この映画で彼らが取材を受けに来ていたとき、僕の家で一緒に食事することになりました。僕は彼女と共に彼らに料理を振る舞ったのですが、何年にもわたり関係を築き上げ、映画を一緒に作った後にもかかわらず、それでも僕にとっては大事だったんです。“スパークスが僕の家で食事をしているなんて信じられない”みたいな(笑)。
これまでにスパークスからサインをもらったことがないことにも気付きました。そこで、“アルバムにサインしていただけませんか?”と彼らが帰る前に伝えて、「プロパガンダ」というアルバムに書いてもらいましたよ。
──これまた貴重な思い出話をしていただきありがとうございます。
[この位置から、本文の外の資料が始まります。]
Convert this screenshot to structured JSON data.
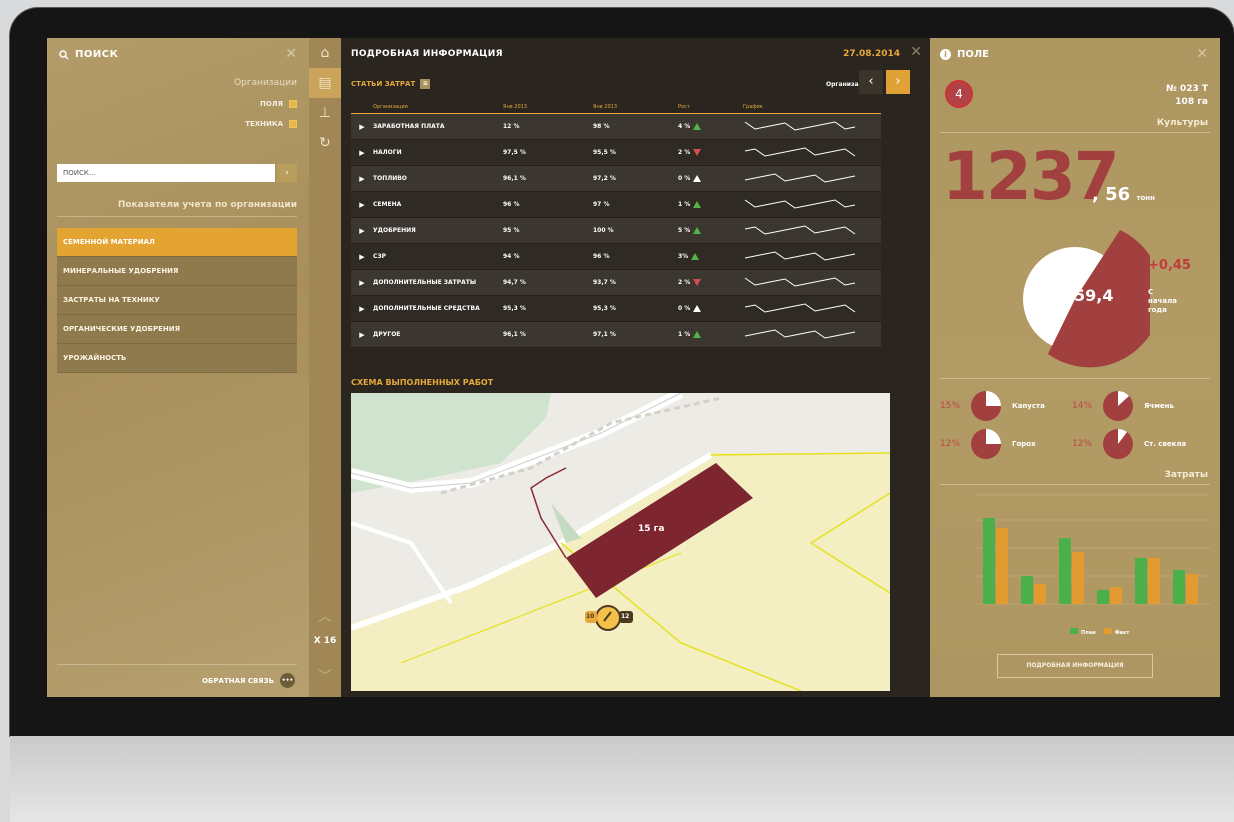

それではまず、スパークスとは監督にとってどんな存在なのでしょうか?何が監督を惹きつけているのでしょうか?
彼らの好きな部分は、真剣に音楽に取り組みながらも、ユーモアのセンスが必ず盛り込まれているところです。僕自身、映画に対して同じような価値観を持っていますから。それは作品を作り上げる上で、楽しむことを決して忘れないというところですね。
──たしかにスパークスの音楽は伝統的でありながらも独創性に満ち溢れていますよね。監督の作品や映画作りと共通点があるようにも感じました。
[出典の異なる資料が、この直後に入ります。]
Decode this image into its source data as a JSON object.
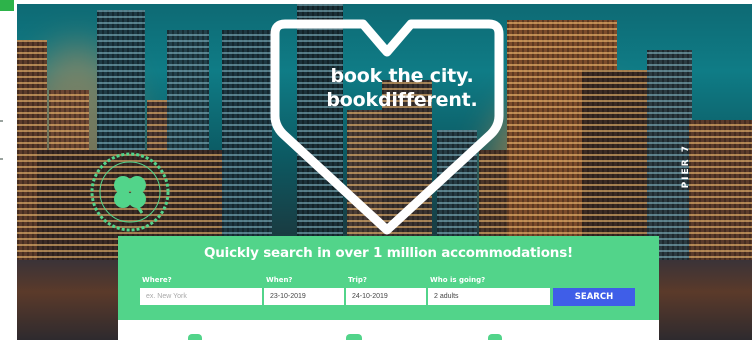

この映画を作り始めるまでは、スパークスと僕に何か繋がりがあるとは考えもしませんでした。ただ、初めて彼らと会ったとき、不思議にもすぐに仲良くなれたんです。彼らは本当に面白くて、魅力的で、大の映画のファンでもあるんです。たくさん話をしていく中で、ユーモアのセンスが似ていることに気付き、だからこそ仲良くなれたのだと思っています。
そこで、“そもそもスパークスがユーモアのセンスを僕に与えてくれたのかもしれない”と考え始めるようになって。それというのも、こういうのは若い頃に好きだったものなどから形成されていくことが多いと思うんです。実際に僕は若い頃、スパークスはもちろん、モンティ・パイソンやピーター・クック、ダドリー・ムーアが好きでしたから。
──若い頃から彼らに夢中になっていて、無意識にも影響を受けていたということですが、そんなスパークスと監督として仕事を共にしてみていかがでしたか?